The consequences of an attack can be immense and far-reaching, so you need to think about the costs resulting from damage or destruction of data; the actual theft of money and the ability, or not, to recover that; the loss of productivity, during the event itself and in the immediate aftermath; theft of intellectual property; theft of personal and financial data; and the restitution period of forensic investigation.
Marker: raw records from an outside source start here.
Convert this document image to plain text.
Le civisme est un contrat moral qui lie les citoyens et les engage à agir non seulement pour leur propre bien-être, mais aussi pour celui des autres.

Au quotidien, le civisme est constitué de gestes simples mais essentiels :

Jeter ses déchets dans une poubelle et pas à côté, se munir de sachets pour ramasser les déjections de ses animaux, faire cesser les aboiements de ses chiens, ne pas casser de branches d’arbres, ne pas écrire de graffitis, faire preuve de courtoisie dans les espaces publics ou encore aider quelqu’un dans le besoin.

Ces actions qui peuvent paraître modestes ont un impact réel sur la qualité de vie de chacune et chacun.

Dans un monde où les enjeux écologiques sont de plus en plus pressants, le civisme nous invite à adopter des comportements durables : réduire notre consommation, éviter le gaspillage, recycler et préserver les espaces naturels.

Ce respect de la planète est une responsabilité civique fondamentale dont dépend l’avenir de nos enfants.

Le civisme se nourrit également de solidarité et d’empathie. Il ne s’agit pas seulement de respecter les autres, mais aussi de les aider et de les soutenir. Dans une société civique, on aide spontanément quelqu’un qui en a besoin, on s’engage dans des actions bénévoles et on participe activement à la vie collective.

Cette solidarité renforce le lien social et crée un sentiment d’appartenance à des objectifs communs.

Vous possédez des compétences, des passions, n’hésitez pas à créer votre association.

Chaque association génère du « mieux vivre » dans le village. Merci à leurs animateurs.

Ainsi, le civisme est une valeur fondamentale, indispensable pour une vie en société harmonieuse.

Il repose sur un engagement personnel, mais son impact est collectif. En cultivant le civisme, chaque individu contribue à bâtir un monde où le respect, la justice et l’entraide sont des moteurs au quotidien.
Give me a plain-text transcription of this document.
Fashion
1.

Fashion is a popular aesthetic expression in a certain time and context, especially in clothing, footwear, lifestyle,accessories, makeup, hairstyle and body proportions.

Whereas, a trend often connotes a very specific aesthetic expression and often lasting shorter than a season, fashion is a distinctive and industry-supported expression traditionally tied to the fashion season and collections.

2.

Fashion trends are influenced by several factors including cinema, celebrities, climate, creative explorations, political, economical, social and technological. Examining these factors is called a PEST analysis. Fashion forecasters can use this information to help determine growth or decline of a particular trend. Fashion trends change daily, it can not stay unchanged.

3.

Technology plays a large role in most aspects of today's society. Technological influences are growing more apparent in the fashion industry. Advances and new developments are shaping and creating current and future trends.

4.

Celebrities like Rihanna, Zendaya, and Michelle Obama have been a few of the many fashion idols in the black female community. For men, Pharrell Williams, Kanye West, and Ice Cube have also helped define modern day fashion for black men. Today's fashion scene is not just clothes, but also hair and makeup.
The reputational harm to the institution could be considerable, and the interactive ecosystem that sits around banking means there could be harm to the whole industry.
Wheeler: Cyber attacks run the gamut from ‘game over’ and catastrophic earthquakes to a shrug and ho-hum, depending on the individual company.
When we examine the hundreds of million, or even billions, lost in the financial sector due to sanctions and bad business decisions, there is a tendency to discount the impact of cyber attacks.
One of my favorite quotes from a large piece on the financial sector, was describing as company as Company1.0 pre-attack, and Company2.0 post-attack.
So, firms are definitely segmenting into categories: those who have suffered a major breach and those who will.
But, with a system built upon trust and with fault lines being inherent, a cyber attack could certainly trigger the next systemic crash.
As we are already suffering the impacts of ancillary cyber warfare (collateral damage) in the financial sector and global economy this will remain a significant risk ongoing.
There are indications of nation states ‘prepping’ systemic attacks to either use in a ‘mutually assured destruction’ deterrent (or, ‘nuclear option’) or simply a ‘stockpile’ of cyber weaponry.
Possibly more insidiously, when we examine the slowing effects of cyber and fraud, and the things we are not doing due to potential cyber attacks, we can argue that some of our slow recovery from the last crash is due to cyber effects.
My teams dealing with large data sets, new and faster payments technologies, robotics and many more are all affected by a need to secure their systems in ways that get in the way of adoption.
When we look to the future—self-driving cars, drone taxis in our urban centres, the internet of things—we simply cannot usher in the new future without handling this problem more systematically ourselves. This is not just a tech issue.
Norton: For an individual organisation, a cyber attack could be catastrophic—and we have seen very damaging things happen for non-banks.
However, it could also affect the whole sector. Banks in particular, because they are digital or virtual organisations, are very susceptible to reputational damage and to changing sentiments.
If, for example, a consumer felt a bank was not protecting their money, they could start withdrawing that money, and that can lead to a spiral of panic, with more people withdrawing their money. This can make a bank become un-viable.
Bizarrely, we’ve actually made that easier by becoming more digital. When Northern Rock collapsed, people were queuing around the corner to get their money out via a cheque—now they can just go online.
Regulators are worried that this could happen in a domino effect across a whole country—if someone loses confidence in one bank, they can quickly lose confidence in them all. There is a danger that a cyber attack could create a mass panic of withdrawals, which would have a knock-on effect on the banking system.
At the moment, it’s not clear when and how this will end. For the foreseeable future, organisations will have to spend more and more money on this, and they’re going to have to work to stay one step ahead.